Gina Yi

Session
Session 2
Board Number
11

Abuse Duration Influence on Neurobiology of Self-Vs-Other Face Recognition Among Depressed and Abused-Depressed Adolescents

Objective: The goal of this study was to identify the neurobiological differences in self-processing during self-face recognition influenced by characteristics of maltreatment including presence, duration, and accumulation of types. Methods: Adolescents with depression (N = 94) were assessed thorough psychological interviews for depressive disorder and a history of abuse. Participants completed a visual self-recognition task inside an fMRI where they viewed various images of their own face morphed with a stranger’s face to varying percentages. They were tasked to identify whether each image resembled themselves or another across 3 emotions (sad, happy, neutral).
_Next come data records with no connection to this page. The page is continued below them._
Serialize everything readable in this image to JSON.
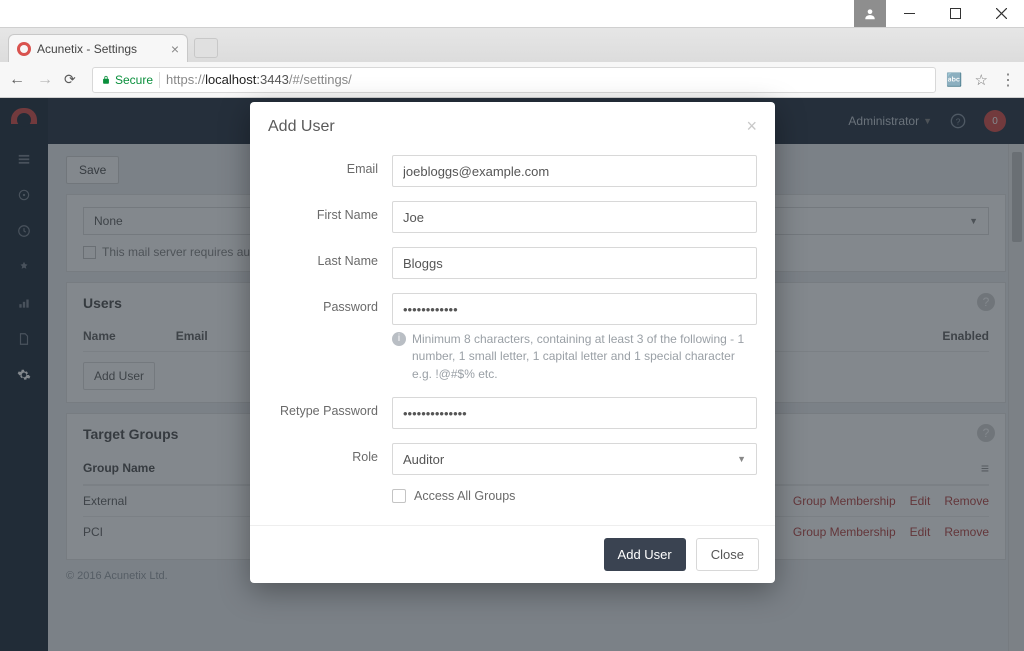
{
  "window": {
    "tab_title": "Acunetix - Settings",
    "secure_label": "Secure",
    "url_proto": "https://",
    "url_host": "localhost",
    "url_port": ":3443",
    "url_path": "/#/settings/"
  },
  "topbar": {
    "user_label": "Administrator",
    "notification_count": "0"
  },
  "toolbar": {
    "save_label": "Save"
  },
  "mail_panel": {
    "select_value": "None",
    "requires_auth_label": "This mail server requires authentication"
  },
  "users_panel": {
    "title": "Users",
    "col_name": "Name",
    "col_email": "Email",
    "col_enabled": "Enabled",
    "add_user_label": "Add User"
  },
  "groups_panel": {
    "title": "Target Groups",
    "col_group_name": "Group Name",
    "rows": [
      {
        "name": "External",
        "membership": "Group Membership",
        "edit": "Edit",
        "remove": "Remove"
      },
      {
        "name": "PCI",
        "membership": "Group Membership",
        "edit": "Edit",
        "remove": "Remove"
      }
    ]
  },
  "footer": {
    "copyright": "© 2016 Acunetix Ltd."
  },
  "modal": {
    "title": "Add User",
    "labels": {
      "email": "Email",
      "first_name": "First Name",
      "last_name": "Last Name",
      "password": "Password",
      "retype_password": "Retype Password",
      "role": "Role",
      "access_all": "Access All Groups"
    },
    "values": {
      "email": "joebloggs@example.com",
      "first_name": "Joe",
      "last_name": "Bloggs",
      "password": "••••••••••••",
      "retype_password": "••••••••••••••",
      "role": "Auditor"
    },
    "password_hint": "Minimum 8 characters, containing at least 3 of the following - 1 number, 1 small letter, 1 capital letter and 1 special character e.g. !@#$% etc.",
    "buttons": {
      "primary": "Add User",
      "close": "Close"
    }
  }
}
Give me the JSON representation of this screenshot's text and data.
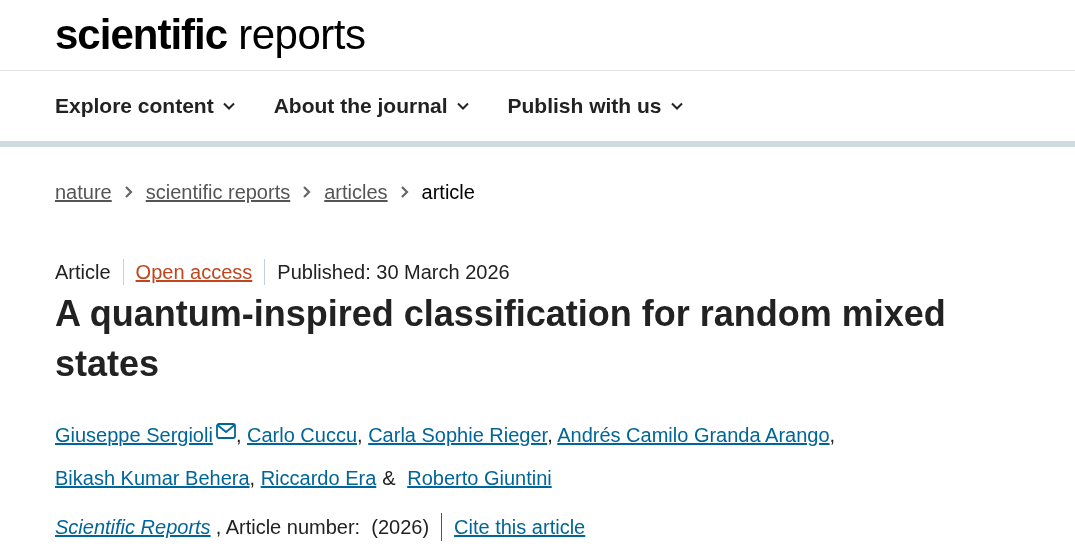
{
  "logo": "**scientific** reports",
  "nav": [
    {
      "label": "Explore content"
    },
    {
      "label": "About the journal"
    },
    {
      "label": "Publish with us"
    }
  ],
  "breadcrumbs": [
    {
      "label": "nature",
      "current": false
    },
    {
      "label": "scientific reports",
      "current": false
    },
    {
      "label": "articles",
      "current": false
    },
    {
      "label": "article",
      "current": true
    }
  ],
  "meta": {
    "type": "Article",
    "access": "Open access",
    "published": "Published: 30 March 2026"
  },
  "title": "A quantum-inspired classification for random mixed states",
  "authors": [
    {
      "name": "Giuseppe Sergioli",
      "email": true,
      "separator": ","
    },
    {
      "name": "Carlo Cuccu",
      "email": false,
      "separator": ","
    },
    {
      "name": "Carla Sophie Rieger",
      "email": false,
      "separator": ","
    },
    {
      "name": "Andrés Camilo Granda Arango",
      "email": false,
      "separator": ","
    },
    {
      "name": "Bikash Kumar Behera",
      "email": false,
      "separator": ","
    },
    {
      "name": "Riccardo Era",
      "email": false,
      "separator": "&"
    },
    {
      "name": "Roberto Giuntini",
      "email": false
    }
  ],
  "citation": {
    "journal": "Scientific Reports",
    "article_number": ", Article number:  (2026)",
    "cite": "Cite this article"
  }
}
Multiple regressions using mean-centered abuse duration, abuse presence, and cumulative score (number of types of abuse) as well as other additional covariates (gender, depression severity, medication dosage, puberty) were used to explore the effect childhood maltreatment has on neurobiological activation of self-recognition and processing brain regions. Results: During self-face recognition, longer duration of abuse was associated with increased activity in the superior and middle temporal gyri, occipital lobe, fusiform, and cerebellum. Higher cumulative abuse score was associated with hyperactivity in the middle temporal gyrus. Compared to non-abused depressed adolescents, abused-depressed adolescents only had hyperactivity in the cerebellum after 6+ years. Discussion: The abnormal cortical activity was associated with regions important for cognitive and emotion control and social and self-referential processing. This suggests that chronic maltreatment may be linked to integration of negative self-processing as well as deficits in goal-directed attention.